I dont think consistent mileage earning policies was a core benefit of the alliance, rather the alliance benefit is that all members are partners of each other allowing earning and burning without the need for lots of bilateral arrangements. As stated by others, having some variation in earn and burn rates is an advantage to savvy consumers who can pick the program that best suits them.
Lower mileage on discount fares is nothing to do with an alliance IMHO. Rather it is the respective airlines responses to competitive pressure. At least there is a choice - cheap fare with little or no miles (but at least get status benefits), cheap fare with the competition (no status benefits and maybe no useful miles), or more expensive fare with full miles.

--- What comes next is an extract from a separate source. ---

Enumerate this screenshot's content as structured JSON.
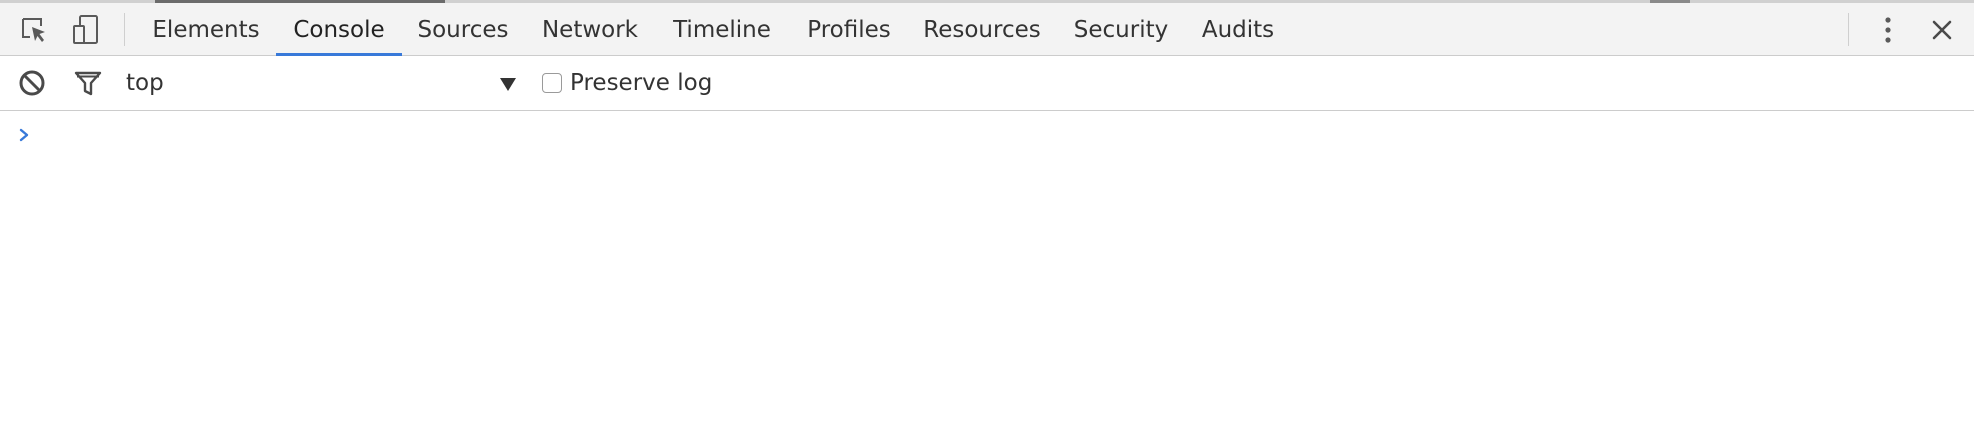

I like competition on some routes. It is good to not be limited to one airline, for example trans-atlantic I can take NZ instead of UA.
Similarly with ground services. Using LAX as your example, I'd be mightily annoyed if the only *A lounge was UA's RCC, which isnt even in the same terminals that the other *A airlines use.
An alliance is not about getting full coverage of every routing possible. Until SA joins, for example there is limited African presence. There is no airline flying directly between South America and Australia/NZ. No intra-Australia flights (except SYD-MEL). Etc. But other alliances also have gaps. One World has limited routes within South-east Asia. Sky Team has no routes within Australia/NZ and limited routes to Australia/NZ. Etc.
Why would you cut out airlines from *A? No airline is perfect - they all have pluses and minuses. I'm far from impressed with my experiences with UA and AC for instance, but I'm still glad they're in *A for their north american networks.
The OP comes across as wishing *A would become one seamless integrated airline with the best bits of all its members retained and losing the worse bits. That just isnt going to happen - not only are there major ownership issues but many competition authorities would be against it.
I'm with snoopy in that the value you (as pax) get from an alliance depends on your circumstances and flying patterns. Naturally some (global uber flyers) benefit much more than others (infrequent domestic flyers).